ClickHouse Kafka Performance

2019-05-10 16:09发布

问题:

Following the example from the documentation: https://clickhouse.yandex/docs/en/table_engines/kafka/

I created a table with Kafka Engine and a materialized view that pushes data to a MergeTree table.

Here the structure of my tables:

CREATE TABLE games (
    UserId UInt32,
    ActivityType UInt8,
    Amount Float32,
    CurrencyId UInt8,
    Date String
  ) ENGINE = Kafka('XXXX.eu-west-1.compute.amazonaws.com:9092,XXXX.eu-west-1.compute.amazonaws.com:9092,XXXX.eu-west-1.compute.amazonaws.com:9092', 'games', 'click-1', 'JSONEachRow', '3');


CREATE TABLE tests.games_transactions (
    day Date,
    UserId UInt32,
    Amount Float32,
    CurrencyId UInt8,
    timevalue DateTime,
    ActivityType UInt8
 ) ENGINE = MergeTree(day, (day, UserId), 8192);


  CREATE MATERIALIZED VIEW tests.games_consumer TO tests.games_transactions
    AS SELECT toDate(replaceRegexpOne(Date,'\\..*','')) as day, UserId, Amount, CurrencyId, toDateTime(replaceRegexpOne(Date,'\\..*','')) as timevalue, ActivityType
    FROM default.games;

In the Kafka topic I am getting around 150 messages per second.

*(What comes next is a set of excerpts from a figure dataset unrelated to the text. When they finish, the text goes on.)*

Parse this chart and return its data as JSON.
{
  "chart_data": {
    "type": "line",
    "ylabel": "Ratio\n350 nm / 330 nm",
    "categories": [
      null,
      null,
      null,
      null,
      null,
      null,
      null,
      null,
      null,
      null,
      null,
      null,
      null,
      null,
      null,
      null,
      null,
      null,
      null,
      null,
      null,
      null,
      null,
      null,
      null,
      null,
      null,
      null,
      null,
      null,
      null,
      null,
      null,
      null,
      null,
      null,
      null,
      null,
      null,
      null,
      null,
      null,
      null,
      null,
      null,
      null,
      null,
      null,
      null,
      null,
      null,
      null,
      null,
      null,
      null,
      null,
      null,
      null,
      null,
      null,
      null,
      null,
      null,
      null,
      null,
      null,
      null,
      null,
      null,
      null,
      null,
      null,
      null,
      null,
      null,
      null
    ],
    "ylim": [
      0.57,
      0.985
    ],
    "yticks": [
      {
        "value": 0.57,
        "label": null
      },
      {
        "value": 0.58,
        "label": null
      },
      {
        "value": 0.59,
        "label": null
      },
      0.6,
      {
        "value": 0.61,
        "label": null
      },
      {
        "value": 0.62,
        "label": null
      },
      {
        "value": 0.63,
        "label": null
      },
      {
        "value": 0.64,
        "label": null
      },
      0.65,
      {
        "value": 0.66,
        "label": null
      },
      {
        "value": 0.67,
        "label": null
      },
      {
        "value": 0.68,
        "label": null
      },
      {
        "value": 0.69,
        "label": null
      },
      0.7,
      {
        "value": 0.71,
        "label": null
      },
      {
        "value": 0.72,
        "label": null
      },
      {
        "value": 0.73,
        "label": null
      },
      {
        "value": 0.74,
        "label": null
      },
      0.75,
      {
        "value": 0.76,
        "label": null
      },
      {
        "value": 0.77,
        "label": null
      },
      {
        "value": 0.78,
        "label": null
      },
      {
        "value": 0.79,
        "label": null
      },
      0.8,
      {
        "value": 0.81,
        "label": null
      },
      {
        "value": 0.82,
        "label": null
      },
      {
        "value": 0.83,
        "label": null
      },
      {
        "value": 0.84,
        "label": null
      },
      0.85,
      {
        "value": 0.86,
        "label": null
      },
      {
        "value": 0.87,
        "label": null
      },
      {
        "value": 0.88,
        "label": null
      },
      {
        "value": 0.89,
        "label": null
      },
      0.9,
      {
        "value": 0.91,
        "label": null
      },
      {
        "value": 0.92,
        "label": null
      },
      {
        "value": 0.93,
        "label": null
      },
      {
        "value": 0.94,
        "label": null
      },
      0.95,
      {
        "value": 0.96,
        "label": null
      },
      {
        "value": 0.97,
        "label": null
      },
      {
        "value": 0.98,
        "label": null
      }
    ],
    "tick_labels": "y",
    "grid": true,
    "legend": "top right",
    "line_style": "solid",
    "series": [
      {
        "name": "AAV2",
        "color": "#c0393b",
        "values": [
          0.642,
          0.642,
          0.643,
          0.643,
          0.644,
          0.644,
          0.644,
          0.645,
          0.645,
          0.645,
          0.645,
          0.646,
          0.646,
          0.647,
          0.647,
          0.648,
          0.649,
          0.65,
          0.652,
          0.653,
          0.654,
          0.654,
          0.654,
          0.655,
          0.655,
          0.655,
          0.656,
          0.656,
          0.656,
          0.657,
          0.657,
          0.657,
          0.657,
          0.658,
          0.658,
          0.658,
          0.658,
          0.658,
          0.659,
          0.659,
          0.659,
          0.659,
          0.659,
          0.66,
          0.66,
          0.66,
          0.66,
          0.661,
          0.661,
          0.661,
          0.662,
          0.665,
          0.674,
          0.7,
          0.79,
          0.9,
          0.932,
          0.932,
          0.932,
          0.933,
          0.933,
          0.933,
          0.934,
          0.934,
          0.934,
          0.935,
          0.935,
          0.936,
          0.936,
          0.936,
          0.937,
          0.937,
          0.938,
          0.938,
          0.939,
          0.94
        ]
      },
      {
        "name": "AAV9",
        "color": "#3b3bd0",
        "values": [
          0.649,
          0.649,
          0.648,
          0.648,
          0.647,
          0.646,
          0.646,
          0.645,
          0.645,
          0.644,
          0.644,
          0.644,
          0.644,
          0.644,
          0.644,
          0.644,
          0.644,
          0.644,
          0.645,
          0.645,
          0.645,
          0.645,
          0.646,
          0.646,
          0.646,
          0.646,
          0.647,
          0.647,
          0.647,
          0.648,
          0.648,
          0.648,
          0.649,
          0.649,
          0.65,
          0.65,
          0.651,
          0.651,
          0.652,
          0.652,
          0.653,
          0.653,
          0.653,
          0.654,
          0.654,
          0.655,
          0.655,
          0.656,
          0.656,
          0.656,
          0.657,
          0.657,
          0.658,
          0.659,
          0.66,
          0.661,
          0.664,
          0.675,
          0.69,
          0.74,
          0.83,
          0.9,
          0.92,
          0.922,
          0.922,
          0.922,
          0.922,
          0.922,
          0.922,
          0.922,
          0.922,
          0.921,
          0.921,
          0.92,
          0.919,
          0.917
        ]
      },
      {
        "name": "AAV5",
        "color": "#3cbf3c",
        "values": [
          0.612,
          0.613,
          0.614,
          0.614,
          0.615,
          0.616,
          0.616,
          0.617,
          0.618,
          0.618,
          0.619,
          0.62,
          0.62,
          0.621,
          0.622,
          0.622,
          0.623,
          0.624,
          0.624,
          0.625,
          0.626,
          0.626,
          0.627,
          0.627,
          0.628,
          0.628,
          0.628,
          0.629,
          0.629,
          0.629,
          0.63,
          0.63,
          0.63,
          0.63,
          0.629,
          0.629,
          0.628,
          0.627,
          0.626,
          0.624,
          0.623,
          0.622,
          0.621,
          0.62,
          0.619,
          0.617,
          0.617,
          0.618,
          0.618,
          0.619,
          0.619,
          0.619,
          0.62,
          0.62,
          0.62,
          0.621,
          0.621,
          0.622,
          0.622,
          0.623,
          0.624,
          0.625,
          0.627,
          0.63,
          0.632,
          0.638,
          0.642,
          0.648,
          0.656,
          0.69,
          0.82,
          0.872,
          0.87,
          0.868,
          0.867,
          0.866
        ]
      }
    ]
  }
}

Everything is fine, a part that the data are updated in the table with a big delay, definitely not in real time.

Seems that the data are sent from Kafka to the table only when I reach 65536 new messages ready to consume in Kafka

Should I set some particular configuration?

I tried to change the configurations from the cli:

SET max_insert_block_size=1048
SET max_block_size=655
SET stream_flush_interval_ms=750

But there was no improvement

Should I change any particular configuration?
Should I have changed the above configurations before to create the tables?

回答1:

There is an issue for this on ClickHouse github - https://github.com/yandex/ClickHouse/issues/2169.

Basically you need to set max_block_size (http://clickhouse-docs.readthedocs.io/en/latest/settings/settings.html#max-block-size) before table is created, otherwise it will not work.

I used the solution with overriding users.xml:

<yandex>
    <profiles>
        <default>
           <max_block_size>100</max_block_size>
        </default>
    </profiles>
</yandex>

I deleted my table and db and recreated them. It has worked for me. Now may tables get updated every 100 records.